The words are those of Lyon’s Swedish forward Lotta Schelin, talking exclusively to FIFA.com about an amazing season in which she has struck 38 goals in all competitions for the French club, her biggest haul since moving there in 2008.
As impressive as that figure is, when you are a member of a side that is sweeping all before them on both the domestic and European front, the hunger for more goals and more success is never truly sated. The winners this year of the French Cup and a second consecutive UEFA Champions League title, Patrice Lair’s charges now have their sights firmly fixed on their sixth championship win in a row, which would secure them a historic treble.
To achieve that, Lyon need to take a point from their trip to second-placed Juvisy on Saturday evening, an occasion that is sure to bring the French season to an exciting conclusion.
A fierce pace
“Juvisy are a very good side with some good players, and they’ve done brilliantly on a tight budget,” said the 28-year-old Sweden international.
The amateur outfit, which has six French titles to its name, deserve no shortage of praise for managing to keep pace with the mighty Lyon. Unbeaten all season, the first division leaders have scored a barely believable 116 goals in their 21 games to date and conceded a mere three.
Juve, as their challengers are also known, have been less prolific in front of goal, scoring 62 goals and letting in 18, but have been almost as hard to beat, losing just the once in the whole campaign, to Saint-Etienne. To win their first title since 2006, however, they must take maximum points in Saturday’s season-ending showdown.
“They’ve got individual match-winners like Gaetane Thiney, but they work really well as a team too,” said the easy-going Schelin, who has a lot of respect for Sandrine Mathivet’s side, which earned two valuable points in a 1-1 draw when the two sides met in Lyon last December (four points are awarded for a win in the French women’s league, two for a draw and one for a defeat).
“I thought we were the better side in that game,” explained the Swedish hotshot. “People who watched the game thought we’d go on to win it, but Juvisy scored from the spot and then defended well. We still managed to equalise all the same and we could have scored again, though they did their job really well. That shows the quality they’ve got.”
Keep the good times coming
The season’s exciting denouement recalls the end of the French men’s title race just a fortnight ago, when unfashionable Montpellier pipped big-spenders Paris Saint-Germain to the post on the final day. Nevertheless, the Swede is confident that the big guns will win out this time around: “We’ve secured two important cups already, and that’s fantastic, but we need to win the league title too.”
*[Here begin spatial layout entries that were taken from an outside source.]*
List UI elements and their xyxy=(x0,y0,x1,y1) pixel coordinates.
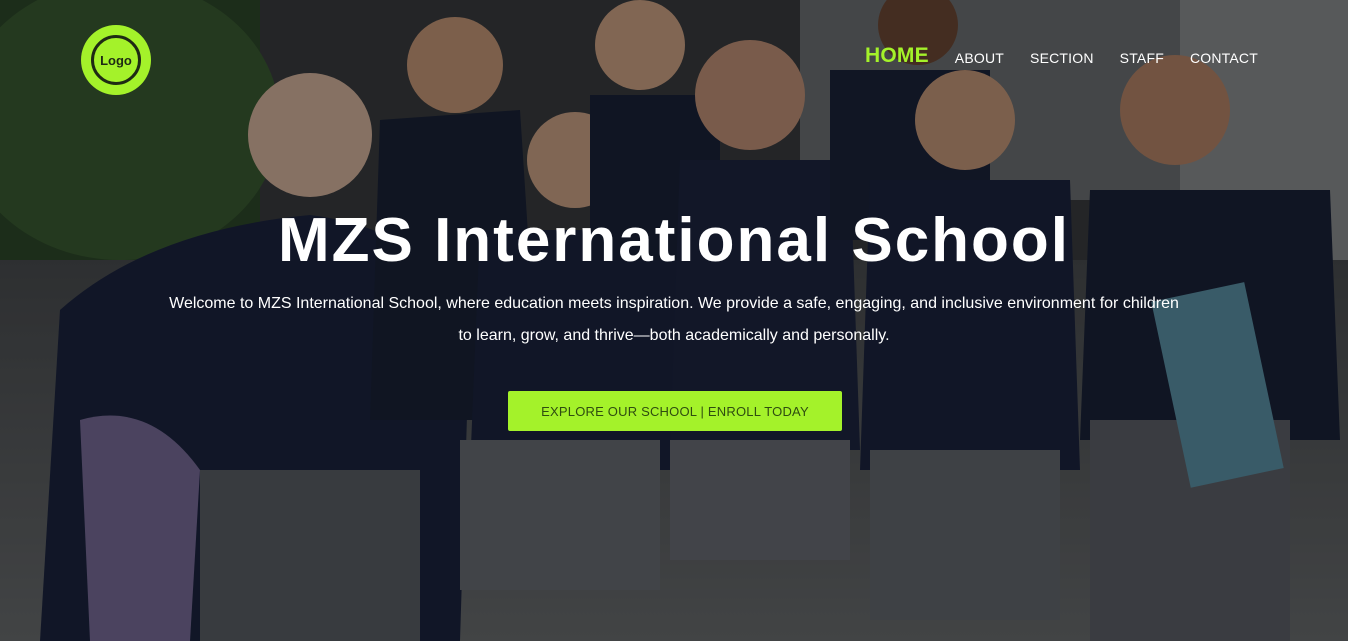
nav-item-staff[interactable]: STAFF xyxy=(1120,50,1164,66)
nav-item-contact[interactable]: CONTACT xyxy=(1190,50,1258,66)
main-nav: HOME ABOUT SECTION STAFF CONTACT xyxy=(865,44,1258,68)
nav-item-home[interactable]: HOME xyxy=(865,44,929,68)
hero-title: MZS International School xyxy=(277,206,1071,275)
logo[interactable]: Logo xyxy=(81,25,151,95)
hero-description: Welcome to MZS International School, whe… xyxy=(169,295,1179,344)
logo-text: Logo xyxy=(100,52,132,68)
nav-item-about[interactable]: ABOUT xyxy=(955,50,1004,66)
logo-ring: Logo xyxy=(91,35,141,85)
nav-item-section[interactable]: SECTION xyxy=(1030,50,1094,66)
hero-section: Logo HOME ABOUT SECTION STAFF CONTACT MZ… xyxy=(0,0,1348,641)
explore-enroll-button[interactable]: EXPLORE OUR SCHOOL | ENROLL TODAY xyxy=(508,391,842,431)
Lyon President Jean-Michel Aulas is even pushing the girls to achieve more, challenging them to beat the record seven straight championships won by their all-powerful male counterparts in the last decade.
“It’s not always easy for us to have that obligation to keep on winning and winning all the time,” said Schelin, a compatriot of Kim Kallstrom’s, who had a hand in two of those seven title triumphs. “It’s tough, but we have a coach who’s there to do that, who keeps pushing us on.”
While Lyon’s ambition is a key ingredient in their success, Schelin also believes that the competition they face on the home front is not as strong as it could be: “I come from Sweden and things are a lot tighter there. It would be great obviously if the same were true in France. There are some very good players in both countries, but the big difference to my mind is that the teams down at the bottom of the table here perhaps don’t do enough training.”
“In getting into a position to win the title on the final day, Juvisy have shown that you can achieve big things even when you’ve got a lot less resources than we have,” added the ambitious Swede, having the final word. “Clubs in Sweden don’t have so much money but they work hard, especially on fitness and stamina. It’s all about having the right attitude and being professional. It’s not just a question of size.”